Out of the media spotlight, some of the most authentic work emerging from the crisis is coming from the victims of displacement themselves. The British Council ran an exhibition this summer called Syria: Third Space, highlighting pieces from displaced artists from over ten countries, who received small grants to produce their work. The exhibition housed many multimedia projects, including a particularly striking stop-motion video titled Without Sky, created by Syrian artists Mohamad Omran and Bissane Al Charif. The video, less than three minutes long, depicts the gradual destruction of a white model city, providing stark commentary on the violence and mass destruction in Syria. These representations are powerful, especially because they are coming from people inside the conflict. With the legitimacy of experience, these artists are not subject to the same ridicule as their more removed counterparts. However, this art remains almost entirely confined to the limited domain of specific galleries and exhibits. This doesn’t minimize its symbolic impact, but it does reduce its ability to influence sociopolitical discourse. Artists like Ai Weiwei and Banksy cannot personally share in the experience of this crisis, but their art has the power to reach a broader audience because of their prestige.

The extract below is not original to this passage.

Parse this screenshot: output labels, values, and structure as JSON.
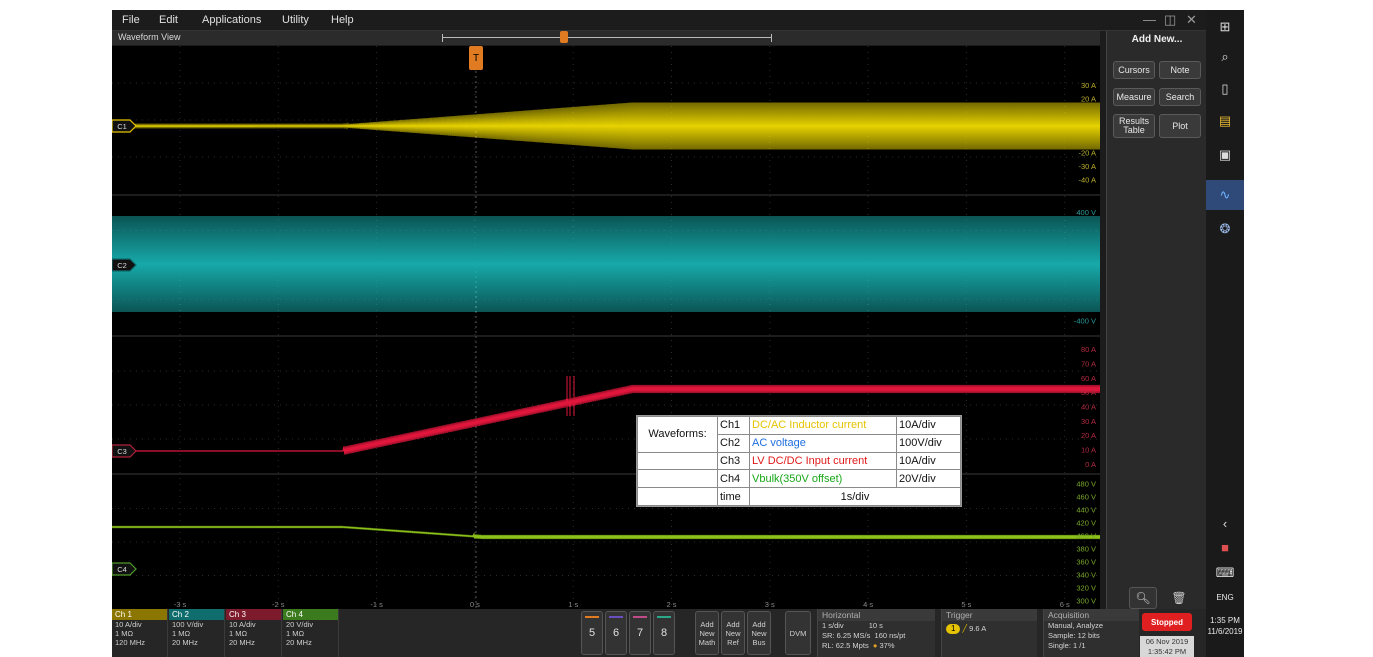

Ultimately, art is powerful precisely because it is freed from the constraints of objectivity. Art can be partial, profane, and offensive, which is why it can access a part of the human psyche that journalism cannot. However, in the midst of a crisis so contingent on the preservation of human life and spirit, artists—especially big names like Ai Weiwei and Banksy—can find themselves on ethically-questionable terrain in their effort to portray the human face of a depersonalized conflict.